2 研究の目的
今後、21世紀に向かって我国造船業の国際競争力を増強、発展させるための課題として、船舶の性能向上と性能設計・開発の効率化がある。このためには最適化に時間と費用がかかる水槽模型試験を中核とした従来の船型計画法から理論・実験に支援された数値計算を中核とする新しい船型計画法への転換が必要となる。これを達成するための実用的性能推定法の構築が強く期待されてきた。
VLCC等大型肥大船の船体周囲流場、とりわけ、船尾流場の挙動は船体の抵抗性能やプロペラ近傍の流れに与える影響が大きく、性能設計における極めて重要な流体力学的情報となっている。この推定法の高度化は船舶流体力学分野の中で最も難しい研究課題の1つであるが、これが達成できれば肥大船のみならず全ての船種の推進性能向上に波及的に役立つことになる。このため、従来から境界層理論などを中心とした多くの研究が試みられ、進歩をみてきたが、肥大船の船尾流場では剥離や縦渦の発生など極めて複雑な三次元的現象を伴う粘性流が支配していること、さらに造波やプロペラの影響が付加されて現象をより一層複雑にしていることなどにより、現在までこれらの問題に十分な精度で応え得る推定法が開発されていなかった。
これをブレークスルーする新しく高精度な方法として、数値流体力学(CFD)を利用した計算法の確立が強く要望されてきたが、主として、コンピュータの処理能力や表示能力の限界など計算環境条件の未発達により実用化研究までには至らなかった。しかし、1990年以降、数値計算技術、コンピュータ支援技術、計測可視化技術などの高度先端技術が飛躍的に発展することにより、いままで不可能と考えられていたCFDを基盤とした新しい大規模計算に挑む機が熟した。

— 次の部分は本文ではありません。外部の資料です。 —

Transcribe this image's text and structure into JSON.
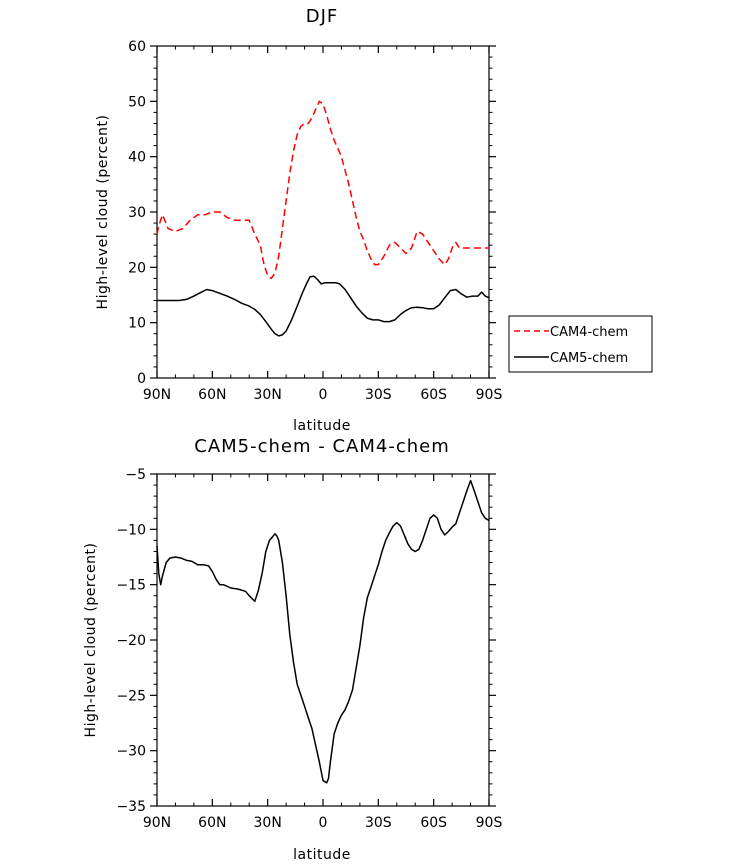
{
  "chart_data": [
    {
      "type": "line",
      "title": "DJF",
      "xlabel": "latitude",
      "ylabel": "High-level cloud (percent)",
      "xlim": [
        90,
        -90
      ],
      "ylim": [
        0,
        60
      ],
      "x_ticks": [
        90,
        60,
        30,
        0,
        -30,
        -60,
        -90
      ],
      "x_tick_labels": [
        "90N",
        "60N",
        "30N",
        "0",
        "30S",
        "60S",
        "90S"
      ],
      "y_ticks": [
        0,
        10,
        20,
        30,
        40,
        50,
        60
      ],
      "y_tick_labels": [
        "0",
        "10",
        "20",
        "30",
        "40",
        "50",
        "60"
      ],
      "legend_position": "right",
      "series": [
        {
          "name": "CAM4-chem",
          "color": "#ff0000",
          "style": "dashed",
          "x": [
            90,
            89,
            87,
            84,
            80,
            76,
            72,
            68,
            64,
            60,
            56,
            52,
            48,
            44,
            40,
            37,
            34,
            32,
            30,
            28,
            26,
            24,
            22,
            20,
            18,
            16,
            14,
            12,
            10,
            8,
            6,
            4,
            2,
            0,
            -2,
            -4,
            -6,
            -8,
            -10,
            -12,
            -14,
            -16,
            -18,
            -20,
            -22,
            -24,
            -26,
            -28,
            -30,
            -33,
            -36,
            -39,
            -42,
            -45,
            -48,
            -51,
            -54,
            -57,
            -60,
            -63,
            -66,
            -68,
            -70,
            -72,
            -74,
            -76,
            -78,
            -80,
            -82,
            -84,
            -86,
            -88,
            -90
          ],
          "y": [
            26,
            27.5,
            29.5,
            27,
            26.5,
            27,
            28.5,
            29.5,
            29.5,
            30,
            30,
            29,
            28.5,
            28.5,
            28.5,
            26,
            24,
            20.5,
            18.5,
            18,
            19,
            22,
            27,
            32,
            37,
            41,
            44,
            45.5,
            46,
            46,
            47,
            48.5,
            50,
            49.5,
            47.5,
            45,
            43,
            41.5,
            40,
            37.5,
            35,
            32,
            29,
            26.5,
            25,
            23,
            21.5,
            20.5,
            20.5,
            22,
            24,
            24.5,
            23.5,
            22.5,
            23.5,
            26.5,
            26,
            24.5,
            23,
            21.5,
            20.5,
            21.5,
            23.5,
            24.5,
            23.5,
            23.5,
            23.5,
            23.5,
            23.5,
            23.5,
            23.5,
            23.5,
            23.5
          ]
        },
        {
          "name": "CAM5-chem",
          "color": "#000000",
          "style": "solid",
          "x": [
            90,
            88,
            85,
            82,
            78,
            74,
            70,
            66,
            63,
            60,
            56,
            52,
            48,
            44,
            40,
            37,
            34,
            31,
            28,
            26,
            24,
            22,
            20,
            17,
            14,
            11,
            9,
            7,
            5,
            3,
            1,
            -1,
            -3,
            -5,
            -7,
            -9,
            -12,
            -15,
            -18,
            -21,
            -24,
            -27,
            -30,
            -33,
            -36,
            -39,
            -42,
            -45,
            -48,
            -51,
            -54,
            -57,
            -60,
            -63,
            -66,
            -69,
            -72,
            -75,
            -78,
            -81,
            -84,
            -86,
            -88,
            -90
          ],
          "y": [
            14,
            14,
            14,
            14,
            14,
            14.2,
            14.8,
            15.5,
            16,
            15.8,
            15.3,
            14.8,
            14.2,
            13.5,
            13,
            12.4,
            11.5,
            10.2,
            8.8,
            8,
            7.6,
            7.8,
            8.5,
            10.5,
            13,
            15.5,
            17,
            18.3,
            18.4,
            17.8,
            17,
            17.2,
            17.2,
            17.2,
            17.2,
            17,
            16,
            14.5,
            13,
            11.8,
            10.8,
            10.5,
            10.5,
            10.2,
            10.2,
            10.5,
            11.5,
            12.2,
            12.7,
            12.8,
            12.7,
            12.5,
            12.5,
            13.2,
            14.5,
            15.8,
            16,
            15.2,
            14.6,
            14.8,
            14.8,
            15.5,
            14.8,
            14.5
          ]
        }
      ]
    },
    {
      "type": "line",
      "title": "CAM5-chem - CAM4-chem",
      "xlabel": "latitude",
      "ylabel": "High-level cloud (percent)",
      "xlim": [
        90,
        -90
      ],
      "ylim": [
        -35,
        -5
      ],
      "x_ticks": [
        90,
        60,
        30,
        0,
        -30,
        -60,
        -90
      ],
      "x_tick_labels": [
        "90N",
        "60N",
        "30N",
        "0",
        "30S",
        "60S",
        "90S"
      ],
      "y_ticks": [
        -35,
        -30,
        -25,
        -20,
        -15,
        -10,
        -5
      ],
      "y_tick_labels": [
        "-35",
        "-30",
        "-25",
        "-20",
        "-15",
        "-10",
        "-5"
      ],
      "series": [
        {
          "name": "CAM5-chem - CAM4-chem",
          "color": "#000000",
          "style": "solid",
          "x": [
            90,
            89,
            88,
            87,
            85,
            83,
            80,
            77,
            74,
            71,
            68,
            65,
            62,
            60,
            58,
            56,
            54,
            50,
            46,
            42,
            40,
            37,
            35,
            33,
            31,
            29,
            27,
            26,
            25,
            24,
            22,
            20,
            18,
            16,
            14,
            12,
            10,
            8,
            6,
            4,
            2,
            0,
            -1,
            -2,
            -3,
            -4,
            -5,
            -6,
            -8,
            -10,
            -12,
            -14,
            -16,
            -18,
            -20,
            -22,
            -24,
            -26,
            -28,
            -30,
            -32,
            -34,
            -36,
            -38,
            -40,
            -42,
            -44,
            -46,
            -48,
            -50,
            -52,
            -54,
            -56,
            -58,
            -60,
            -62,
            -64,
            -66,
            -68,
            -70,
            -72,
            -74,
            -76,
            -78,
            -80,
            -82,
            -84,
            -86,
            -88,
            -90
          ],
          "y": [
            -11.5,
            -14,
            -15,
            -14.2,
            -13,
            -12.6,
            -12.5,
            -12.6,
            -12.8,
            -12.9,
            -13.2,
            -13.2,
            -13.3,
            -13.8,
            -14.5,
            -15,
            -15,
            -15.3,
            -15.4,
            -15.6,
            -16,
            -16.5,
            -15.5,
            -14,
            -12,
            -11,
            -10.6,
            -10.4,
            -10.6,
            -11,
            -13,
            -16,
            -19.5,
            -22,
            -24,
            -25,
            -26,
            -27,
            -28,
            -29.5,
            -31,
            -32.7,
            -32.8,
            -32.9,
            -32.5,
            -31,
            -29.8,
            -28.5,
            -27.5,
            -26.8,
            -26.3,
            -25.5,
            -24.5,
            -22.5,
            -20.5,
            -18,
            -16.2,
            -15.2,
            -14.2,
            -13.2,
            -12,
            -11,
            -10.3,
            -9.7,
            -9.4,
            -9.7,
            -10.5,
            -11.3,
            -11.8,
            -12,
            -11.8,
            -11,
            -10,
            -9,
            -8.7,
            -9,
            -10,
            -10.5,
            -10.2,
            -9.8,
            -9.5,
            -8.5,
            -7.5,
            -6.5,
            -5.6,
            -6.5,
            -7.5,
            -8.5,
            -9,
            -9.2
          ]
        }
      ]
    }
  ]
}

本SR222「大型肥大船船尾流場推定法の高度化」は上述の要請に基づき、到来した技術環境を最大限に活用して各種推定法を評価改良し、従来達成し得なかった肥大船船尾粘性流場の物理的構造を明らかに出来る精度の高い実用的推定法を開発することを目的とし、これにより、新しい流体力学的設計法である「流場解析的船型計画法」の構築に役立てようとするものである。(図2.1にその概念図を示す。)